Spreading and proliferation of C2C12 cells on elastic and stress-relaxing hydrogels of various initial elastic moduli. A) Representative images of C2C12 cells cultured for 22 h on elastic and stress-relaxing hydrogels with initial moduli of 2.8, 12.2, 49.5 kPa. Actin is represented in green and the nucleus is represented in blue. Scale bar: 20 µm. B) Quantification of the spreading area of single C2C12 cells cultured on the different hydrogel conditions. C) Cell circularity was quantified. A value of 1 indicates a perfect circle and as the value approaches 0, the shape is increasingly elongated. D) The Aspect Ratio (ratio between the major and minor axis) was quantified. B,C,D) The area and the shape factors were quantified using ImageJ and the shape factor plug-in. For each condition, the values of cell area, circularity or aspect ratio were pooled from four gels, resulting in n = 434–737 cells analyzed per condition.

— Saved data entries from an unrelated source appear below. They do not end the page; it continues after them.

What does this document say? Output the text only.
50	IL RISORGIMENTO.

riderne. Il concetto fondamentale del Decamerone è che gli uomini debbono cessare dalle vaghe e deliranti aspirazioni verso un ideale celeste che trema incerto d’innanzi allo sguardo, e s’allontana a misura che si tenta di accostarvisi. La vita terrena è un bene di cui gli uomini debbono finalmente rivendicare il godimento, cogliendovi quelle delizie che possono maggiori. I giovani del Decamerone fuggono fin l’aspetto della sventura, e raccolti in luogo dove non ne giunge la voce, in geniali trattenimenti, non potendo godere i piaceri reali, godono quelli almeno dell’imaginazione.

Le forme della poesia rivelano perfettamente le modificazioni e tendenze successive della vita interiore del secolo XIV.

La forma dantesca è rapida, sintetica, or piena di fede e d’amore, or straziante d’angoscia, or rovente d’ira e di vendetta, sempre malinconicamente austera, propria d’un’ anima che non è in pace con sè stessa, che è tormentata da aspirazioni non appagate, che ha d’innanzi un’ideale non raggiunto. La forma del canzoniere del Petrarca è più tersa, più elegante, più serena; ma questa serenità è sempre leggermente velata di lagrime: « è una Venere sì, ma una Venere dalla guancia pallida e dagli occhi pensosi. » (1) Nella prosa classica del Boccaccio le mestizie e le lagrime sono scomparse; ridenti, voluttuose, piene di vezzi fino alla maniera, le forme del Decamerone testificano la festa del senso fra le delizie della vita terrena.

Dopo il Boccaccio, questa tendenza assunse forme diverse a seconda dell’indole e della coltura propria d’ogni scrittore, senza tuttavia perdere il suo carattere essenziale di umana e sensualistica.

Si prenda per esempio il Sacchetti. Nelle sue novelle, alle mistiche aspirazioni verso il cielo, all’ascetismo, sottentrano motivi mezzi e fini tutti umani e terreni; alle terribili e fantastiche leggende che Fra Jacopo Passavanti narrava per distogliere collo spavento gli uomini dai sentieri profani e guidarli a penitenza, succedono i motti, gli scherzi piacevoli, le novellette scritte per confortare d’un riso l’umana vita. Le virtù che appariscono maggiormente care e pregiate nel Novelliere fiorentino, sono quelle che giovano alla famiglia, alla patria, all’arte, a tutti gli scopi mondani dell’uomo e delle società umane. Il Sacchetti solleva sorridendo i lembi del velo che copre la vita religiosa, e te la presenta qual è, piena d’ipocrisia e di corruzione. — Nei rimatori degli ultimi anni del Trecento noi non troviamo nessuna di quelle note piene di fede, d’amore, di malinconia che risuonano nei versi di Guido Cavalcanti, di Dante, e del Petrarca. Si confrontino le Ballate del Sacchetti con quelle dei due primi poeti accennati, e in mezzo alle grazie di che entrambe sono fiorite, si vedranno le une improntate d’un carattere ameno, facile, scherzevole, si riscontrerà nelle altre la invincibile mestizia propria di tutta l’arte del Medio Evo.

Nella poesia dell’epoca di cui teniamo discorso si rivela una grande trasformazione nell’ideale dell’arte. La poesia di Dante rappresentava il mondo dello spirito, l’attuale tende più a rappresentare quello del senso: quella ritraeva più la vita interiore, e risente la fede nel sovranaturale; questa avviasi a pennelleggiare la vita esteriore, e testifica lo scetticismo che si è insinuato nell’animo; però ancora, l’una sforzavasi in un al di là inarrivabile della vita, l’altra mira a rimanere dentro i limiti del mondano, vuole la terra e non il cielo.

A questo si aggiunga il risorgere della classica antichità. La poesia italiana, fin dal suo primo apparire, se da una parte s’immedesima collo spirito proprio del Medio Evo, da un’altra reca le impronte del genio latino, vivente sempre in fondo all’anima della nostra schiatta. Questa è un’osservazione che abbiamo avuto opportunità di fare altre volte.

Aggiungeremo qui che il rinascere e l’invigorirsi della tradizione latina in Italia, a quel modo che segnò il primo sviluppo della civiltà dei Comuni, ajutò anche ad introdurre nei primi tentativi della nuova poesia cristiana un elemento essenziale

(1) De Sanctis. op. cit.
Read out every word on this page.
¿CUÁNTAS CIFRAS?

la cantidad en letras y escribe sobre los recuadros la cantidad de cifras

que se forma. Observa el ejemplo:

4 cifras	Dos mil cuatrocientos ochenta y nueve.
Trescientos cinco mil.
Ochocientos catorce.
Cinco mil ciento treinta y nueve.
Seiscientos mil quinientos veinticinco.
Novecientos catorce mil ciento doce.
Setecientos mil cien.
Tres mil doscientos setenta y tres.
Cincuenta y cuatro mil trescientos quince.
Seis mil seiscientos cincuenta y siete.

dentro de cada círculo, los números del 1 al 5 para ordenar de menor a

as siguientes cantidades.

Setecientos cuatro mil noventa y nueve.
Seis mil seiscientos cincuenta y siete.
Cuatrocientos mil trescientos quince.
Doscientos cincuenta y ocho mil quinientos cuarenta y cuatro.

E) Representative images of C2C12 cells stained for EdU, as a metric of cell proliferation. EdU positive nuclei are represented in red and non-EdU nuclei are represented in blue. Scale bar: 200 µm F) Quantification of the proliferation of C2C12 cells cultured on the different hydrogel conditions, as indicated by the percentage of EdU positive cells versus the total number of cells. Values represent the mean and the standard deviation (SD) of minimum three replicates. All data were compared using a two-tailed unpaired Student’s t-test (* p < 0.05, ** p < 0.01, *** p < 0.001). a.u. : arbitrary units.

Figure 4

Proliferation of primary myoblasts on elastic and stress-relaxing hydrogels of 12.2 kPa stiffness. A) Representative phase contrast image of primary myoblasts cultured on collagen-coated TCP at day 6. Scale bar; 1000 µm. B) Representative FACS plot demonstrating M-Cadherin and Syndecan-4 staining of primary myoblasts, and table with the percentage of cells staining positive for each marker. C–D) Representative CFSE staining profiles (C) and quantification of mean CFSE intensity (D) of primary myoblasts on elastic or stress-relaxing substrates, both with initial elastic modulus of 12.2 kPa. (E) Quantification of mean CFSE intensity of M-Cadherin positive primary myoblasts on elastic or stress-relaxing substrates of 12.2 kPa D–E) Values represent the mean and the standard deviation (SD) of minimum three replicates. Data were compared using a two-tailed unpaired Student’s t-test (** p < 0.01, ** p < 0.001).